Signs of the times, symbols of success
EDITORS LETTER
The Russian government's decision to give its currency a symbol is a step on the road to the respectability it craves. And while its introduction will not bring in the level of international trade and the financial controls and economic stability the majors rely on, this symbolism is important.
For a nation that aspires to regain the power and status it enjoyed in the Soviet era, having a hard currency with a globally recognised symbol is a move in the right direction. Certainly, Russia has many of the prerequisites of an economy that has a strong and heavily traded currency. It is a country that has huge reserves of natural resources and a large, well-educated work force.
However, to judge whether the rouble will turn into a latter-day yen, one would do well to look at how the Japanese currency became the global force it is today. Before the Breton Woods crisis in 1973, it had been seriously undervalued, and markets saw an economy that was stable, well ordered, innovative and highly efficient. From being a minor regional currency it quickly attained global status, and soon surpassed in importance the Canadian and Australian dollars.
Is the same likely to happen to Russia? Possibly, but there are other contenders for the title of global currency that are much better placed.

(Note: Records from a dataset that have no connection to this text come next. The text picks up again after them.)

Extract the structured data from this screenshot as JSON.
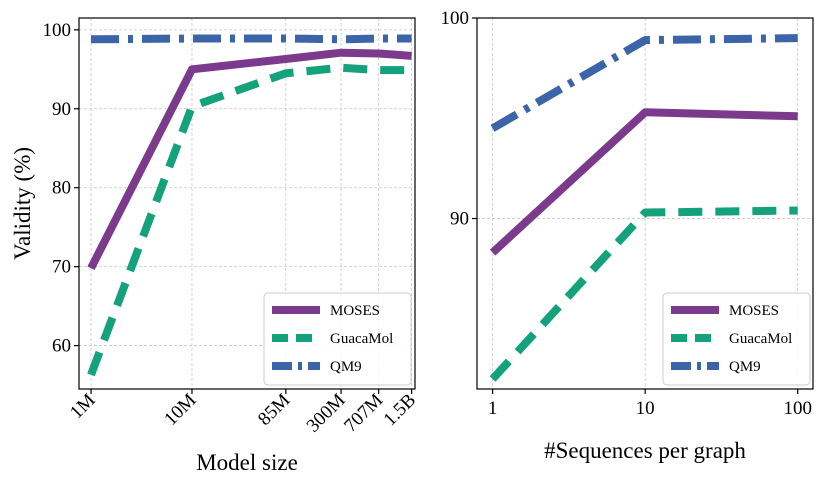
{
  "chart_data": [
    {
      "type": "line",
      "title": "",
      "xlabel": "Model size",
      "ylabel": "Validity (%)",
      "xscale": "log",
      "x": [
        1,
        10,
        85,
        300,
        707,
        1500
      ],
      "x_tick_labels": [
        "1M",
        "10M",
        "85M",
        "300M",
        "707M",
        "1.5B"
      ],
      "xlim": [
        0.76,
        1620
      ],
      "ylim": [
        54.5,
        101.5
      ],
      "yticks": [
        60,
        70,
        80,
        90,
        100
      ],
      "y_tick_labels": [
        "60",
        "70",
        "80",
        "90",
        "100"
      ],
      "grid": true,
      "legend_position": "lower-right",
      "series": [
        {
          "name": "MOSES",
          "values": [
            69.8,
            95.0,
            96.3,
            97.1,
            97.0,
            96.7
          ],
          "color": "#7b3a8c",
          "style": "solid"
        },
        {
          "name": "GuacaMol",
          "values": [
            56.3,
            90.3,
            94.5,
            95.2,
            94.9,
            94.9
          ],
          "color": "#14a27c",
          "style": "dashed"
        },
        {
          "name": "QM9",
          "values": [
            98.8,
            98.9,
            98.9,
            98.8,
            98.9,
            98.9
          ],
          "color": "#3c64a8",
          "style": "dashdot"
        }
      ]
    },
    {
      "type": "line",
      "title": "",
      "xlabel": "#Sequences per graph",
      "ylabel": "",
      "xscale": "log",
      "x": [
        1,
        10,
        100
      ],
      "x_tick_labels": [
        "1",
        "10",
        "100"
      ],
      "xlim": [
        0.79,
        126
      ],
      "ylim": [
        81.5,
        100
      ],
      "yticks": [
        90,
        100
      ],
      "y_tick_labels": [
        "90",
        "100"
      ],
      "grid": true,
      "legend_position": "lower-right",
      "series": [
        {
          "name": "MOSES",
          "values": [
            88.3,
            95.3,
            95.1
          ],
          "color": "#7b3a8c",
          "style": "solid"
        },
        {
          "name": "GuacaMol",
          "values": [
            82.0,
            90.3,
            90.4
          ],
          "color": "#14a27c",
          "style": "dashed"
        },
        {
          "name": "QM9",
          "values": [
            94.5,
            98.9,
            99.0
          ],
          "color": "#3c64a8",
          "style": "dashdot"
        }
      ]
    }
  ]
}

The most obvious of these is China. The renminbi is the unit of what is arguably the world's most important economy. It benefits from a stable government that holds economic growth as its most important achievement.
It is likely that the renminbi will surpass the yen as the world's third unit well before the rouble, which is hindered by a government that has yet to put in place an effective market economy. Persistent spats with territories on its southern fringes also lend an aura of instability to the country that scares off potential investors.
However, none of this means Russia's symbol should not be taken seriously. Rather, other currencies such as the renminbi, the Thai baht, which has recently been put on Reuters, and the South African rand, which is now a respectable democracy with a strong commodity base, would do well to come up with their own symbols to promote their currencies.